The paint's chipped, the sails stained as if
Time's pissed up against them.
I imagine the sea routes it's followed,
Sailing through the world's sunken veins
With its cargo of longings;
A little boat that's nuzzled its way
Into the armpits of forests,
That's sliced through the moon's reflection,
Through the phosphate that clings to the lips of waves.
I knew its crew once,
Those boys manacled to freedom
Who set sail over half a century ago,
And were like giants to me.
A solitary child in awe of oceans
I saw them peel their shadows from the land
And watched as they departed.
What did they think when they peered
Over the rim of the world,
Where Time roared and bubbled
And angels swooped like swallows?
Reading an ancient Morse code of starlight,
Stranded by the longing to be elsewhere,
What secrets did they learn to forget?
I longed to be among them,
A passenger curled up in fate's pocket,
I longed to be a part of them --
Those ghosts who set sail in my childhood,
Those phantoms who shaped me,
That marvellous crew for whom
I have stretched a simple goodbye
Out over a lifetime.
 
Somebody once quipped that Tony Harrison had single-handedly revived the "Gaveyard School" of poetry (or maybe he said it himself, I'm not sure). I heard him read "Timer" at a public reading years ago. The ending made the hairs on the back of my neck stand on end and it still does.

Timer
by Tony Harrison

Gold survives the fire that’s hot enough
to make you ashes in a standard urn.
An envelope of coarse official buff
contains your wedding ring which wouldn’t burn.

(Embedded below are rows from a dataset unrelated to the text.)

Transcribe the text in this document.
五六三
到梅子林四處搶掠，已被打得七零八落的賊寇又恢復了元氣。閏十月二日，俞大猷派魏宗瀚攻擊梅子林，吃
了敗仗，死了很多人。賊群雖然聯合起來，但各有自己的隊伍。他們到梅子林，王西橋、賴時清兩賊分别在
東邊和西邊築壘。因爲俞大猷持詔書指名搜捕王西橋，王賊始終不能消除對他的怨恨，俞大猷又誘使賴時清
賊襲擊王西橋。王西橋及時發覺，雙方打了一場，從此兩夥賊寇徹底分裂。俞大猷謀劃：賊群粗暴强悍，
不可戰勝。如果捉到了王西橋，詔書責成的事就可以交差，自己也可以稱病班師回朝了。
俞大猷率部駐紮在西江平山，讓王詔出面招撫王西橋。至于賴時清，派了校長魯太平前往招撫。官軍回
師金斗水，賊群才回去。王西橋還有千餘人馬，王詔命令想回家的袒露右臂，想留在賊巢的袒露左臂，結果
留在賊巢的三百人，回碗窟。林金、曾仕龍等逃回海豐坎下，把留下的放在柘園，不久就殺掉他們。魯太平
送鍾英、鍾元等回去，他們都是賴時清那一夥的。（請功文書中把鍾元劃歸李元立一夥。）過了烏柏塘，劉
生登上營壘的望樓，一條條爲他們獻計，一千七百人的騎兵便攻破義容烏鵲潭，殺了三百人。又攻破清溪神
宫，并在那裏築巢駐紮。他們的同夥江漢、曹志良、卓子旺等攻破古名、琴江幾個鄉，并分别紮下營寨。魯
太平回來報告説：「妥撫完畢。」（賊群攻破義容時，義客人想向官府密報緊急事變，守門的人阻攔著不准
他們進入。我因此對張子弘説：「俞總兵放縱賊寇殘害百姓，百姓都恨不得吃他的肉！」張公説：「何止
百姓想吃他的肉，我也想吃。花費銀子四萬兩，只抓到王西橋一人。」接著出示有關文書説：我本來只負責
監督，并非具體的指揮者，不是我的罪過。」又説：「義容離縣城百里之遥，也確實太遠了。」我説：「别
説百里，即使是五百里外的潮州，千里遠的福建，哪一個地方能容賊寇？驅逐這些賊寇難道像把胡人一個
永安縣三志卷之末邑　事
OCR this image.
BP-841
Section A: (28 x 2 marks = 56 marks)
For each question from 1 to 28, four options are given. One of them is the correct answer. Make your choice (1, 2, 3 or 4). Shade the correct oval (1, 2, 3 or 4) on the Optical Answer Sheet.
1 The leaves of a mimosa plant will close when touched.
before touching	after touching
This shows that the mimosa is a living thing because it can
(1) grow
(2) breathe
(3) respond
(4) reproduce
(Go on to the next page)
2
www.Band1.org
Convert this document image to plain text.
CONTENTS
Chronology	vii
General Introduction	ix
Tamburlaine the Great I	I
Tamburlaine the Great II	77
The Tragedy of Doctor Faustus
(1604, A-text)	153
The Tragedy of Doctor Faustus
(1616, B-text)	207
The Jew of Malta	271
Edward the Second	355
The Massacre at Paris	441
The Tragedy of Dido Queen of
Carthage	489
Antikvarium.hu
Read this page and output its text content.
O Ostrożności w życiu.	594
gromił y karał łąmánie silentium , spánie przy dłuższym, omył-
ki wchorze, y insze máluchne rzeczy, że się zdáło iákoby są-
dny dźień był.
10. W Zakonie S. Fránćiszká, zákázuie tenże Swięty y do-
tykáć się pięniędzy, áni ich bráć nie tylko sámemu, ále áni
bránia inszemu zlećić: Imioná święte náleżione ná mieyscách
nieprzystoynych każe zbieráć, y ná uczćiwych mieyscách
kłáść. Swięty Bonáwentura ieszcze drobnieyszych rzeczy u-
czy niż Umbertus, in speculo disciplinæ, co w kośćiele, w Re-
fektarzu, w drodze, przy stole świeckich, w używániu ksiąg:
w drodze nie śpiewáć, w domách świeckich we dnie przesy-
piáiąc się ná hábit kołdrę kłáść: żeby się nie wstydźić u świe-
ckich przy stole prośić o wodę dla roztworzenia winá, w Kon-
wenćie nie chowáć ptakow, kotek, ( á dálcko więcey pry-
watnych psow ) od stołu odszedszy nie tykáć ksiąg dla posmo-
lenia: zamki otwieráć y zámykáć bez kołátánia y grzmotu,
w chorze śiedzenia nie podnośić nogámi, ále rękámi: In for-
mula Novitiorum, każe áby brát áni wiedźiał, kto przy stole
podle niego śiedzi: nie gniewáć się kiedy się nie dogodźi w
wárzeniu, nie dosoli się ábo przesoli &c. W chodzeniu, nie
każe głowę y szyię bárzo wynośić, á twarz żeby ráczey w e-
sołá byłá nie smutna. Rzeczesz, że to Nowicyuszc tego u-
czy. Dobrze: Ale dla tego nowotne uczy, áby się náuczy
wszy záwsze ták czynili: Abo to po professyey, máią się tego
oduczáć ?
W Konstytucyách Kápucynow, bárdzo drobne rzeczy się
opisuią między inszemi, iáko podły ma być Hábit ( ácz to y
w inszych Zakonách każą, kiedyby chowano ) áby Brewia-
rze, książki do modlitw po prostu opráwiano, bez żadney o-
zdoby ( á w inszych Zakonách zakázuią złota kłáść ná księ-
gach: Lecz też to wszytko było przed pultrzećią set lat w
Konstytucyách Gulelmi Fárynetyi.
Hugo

Dad told me I’d to tell them at St James’s
that the ring should go in the incinerator.
That ‘eternity’ inscribed with both their names is
his surety that they’d be together, ‘later’.

I signed for the parcelled clothing as the son,
a cardy, apron, pants, bra, dress –

the clerk phoned down: 6-8-8-3-1
Has she still a ring on? (Slight pause) Yes!

It’s on my warm palm now, your burnished ring!

I feel your ashes, head, arms, breasts, womb, legs,
sift through its circle slowly, like that thing
you used to let me watch to time the eggs.